Fourth Interim Final Rule
Additionally, the SBA published a fourth Interim Final Rule titled “Interim Final Rule on Requirements for Promissory Notes, Authorizations, Affiliation, and Eligibility.” In pertinent part, this Interim Final Rule clarifies the following:
- Hedge funds and private-equity firms are not eligible for PPP loans.
- Portfolio companies of private-equity funds are eligible for PPP loans, provided they meet all eligibility requirements, after application of the affiliation rules provided in 13 CFR 121.301(f), and can certify that “current economic uncertainty makes this loan request necessary to support the ongoing operations of the Applicant.”
- The Interim Final Rule clarifies that the affiliation rules are waived if the borrower received financial assistance from an SBA-licensed Small Business Investment Company (“SBIC”), even if the borrower’s affiliation with other entities would otherwise disqualify it from receiving a PPP loan.
- If a hospital receives less than 50% of its funding from state or local government sources, exclusive of Medicaid, it may be eligible for a PPP loan if it otherwise meets the eligibility requirements.
- A business with legal gaming revenue (i.e. casinos) will now be eligible to receive PPP loans if it otherwise meets the eligibility requirements, thereby, with regard to the PPP, taking it out of the previous ineligibility standards set forth in 13 CFR 120.110(g).
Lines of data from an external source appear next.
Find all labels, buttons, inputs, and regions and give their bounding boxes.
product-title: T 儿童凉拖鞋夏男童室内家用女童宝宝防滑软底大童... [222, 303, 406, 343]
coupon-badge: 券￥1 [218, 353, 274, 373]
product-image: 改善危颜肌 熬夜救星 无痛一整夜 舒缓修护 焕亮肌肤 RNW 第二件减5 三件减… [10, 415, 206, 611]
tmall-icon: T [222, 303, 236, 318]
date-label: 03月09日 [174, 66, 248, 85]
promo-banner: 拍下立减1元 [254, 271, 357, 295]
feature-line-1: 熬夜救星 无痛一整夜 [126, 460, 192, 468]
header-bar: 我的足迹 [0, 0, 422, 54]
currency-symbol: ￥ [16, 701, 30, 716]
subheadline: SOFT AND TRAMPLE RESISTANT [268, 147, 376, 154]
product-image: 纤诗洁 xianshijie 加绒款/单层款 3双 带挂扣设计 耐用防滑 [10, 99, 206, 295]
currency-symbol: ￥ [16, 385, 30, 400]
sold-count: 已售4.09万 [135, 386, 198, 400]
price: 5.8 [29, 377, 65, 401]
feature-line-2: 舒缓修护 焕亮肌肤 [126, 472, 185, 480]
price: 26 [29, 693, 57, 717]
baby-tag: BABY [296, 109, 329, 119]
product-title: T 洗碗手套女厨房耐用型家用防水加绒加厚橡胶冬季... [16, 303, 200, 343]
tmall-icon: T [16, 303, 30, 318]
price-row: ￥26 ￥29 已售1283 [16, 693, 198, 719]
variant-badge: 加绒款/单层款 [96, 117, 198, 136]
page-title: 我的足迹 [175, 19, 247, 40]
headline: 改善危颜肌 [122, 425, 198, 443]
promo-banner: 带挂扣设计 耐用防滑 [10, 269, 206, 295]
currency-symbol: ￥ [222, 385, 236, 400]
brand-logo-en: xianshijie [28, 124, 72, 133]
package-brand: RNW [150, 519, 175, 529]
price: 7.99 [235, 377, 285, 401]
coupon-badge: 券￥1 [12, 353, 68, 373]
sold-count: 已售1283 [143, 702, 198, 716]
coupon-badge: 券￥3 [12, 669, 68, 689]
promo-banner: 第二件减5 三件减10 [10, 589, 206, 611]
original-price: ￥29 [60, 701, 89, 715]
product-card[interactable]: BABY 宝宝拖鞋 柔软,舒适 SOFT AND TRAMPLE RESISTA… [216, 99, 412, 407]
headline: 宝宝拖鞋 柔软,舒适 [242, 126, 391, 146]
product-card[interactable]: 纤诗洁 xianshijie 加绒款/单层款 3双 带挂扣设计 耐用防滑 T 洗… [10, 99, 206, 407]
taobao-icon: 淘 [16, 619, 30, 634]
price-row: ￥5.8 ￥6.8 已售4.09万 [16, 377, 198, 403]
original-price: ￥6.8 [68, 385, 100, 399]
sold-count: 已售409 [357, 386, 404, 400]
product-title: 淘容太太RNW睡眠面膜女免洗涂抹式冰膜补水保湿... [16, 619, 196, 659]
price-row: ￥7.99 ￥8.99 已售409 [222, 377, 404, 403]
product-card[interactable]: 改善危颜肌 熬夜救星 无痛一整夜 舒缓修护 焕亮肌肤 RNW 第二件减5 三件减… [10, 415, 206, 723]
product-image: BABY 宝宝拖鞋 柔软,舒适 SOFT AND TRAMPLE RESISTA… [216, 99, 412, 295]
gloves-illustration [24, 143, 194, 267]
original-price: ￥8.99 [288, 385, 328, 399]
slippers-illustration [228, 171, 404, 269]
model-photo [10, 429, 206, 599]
- A borrower being owned by an employee stock ownership plan (“ESOP”), regardless of the number of employees that are participants of the ESOP, will not make the borrower ineligible for a PPP loan, provided that all other eligibility requirements would still apply.
- If an entity is in bankruptcy, the entity is ineligible for a PPP loan. Further, if an applicant enters into bankruptcy after submitting an application, the applicant must notify the lender and cancel the application.
- Any borrower that applied for and received a PPP loan, but misunderstood or misapplied the required certification standard (i.e. that “current economic uncertainty makes this loan request necessary to support the ongoing operations of the Applicant”), will be deemed by SBA to have made the required certification in good faith if the proceeds are repaid in full by May 7, 2020.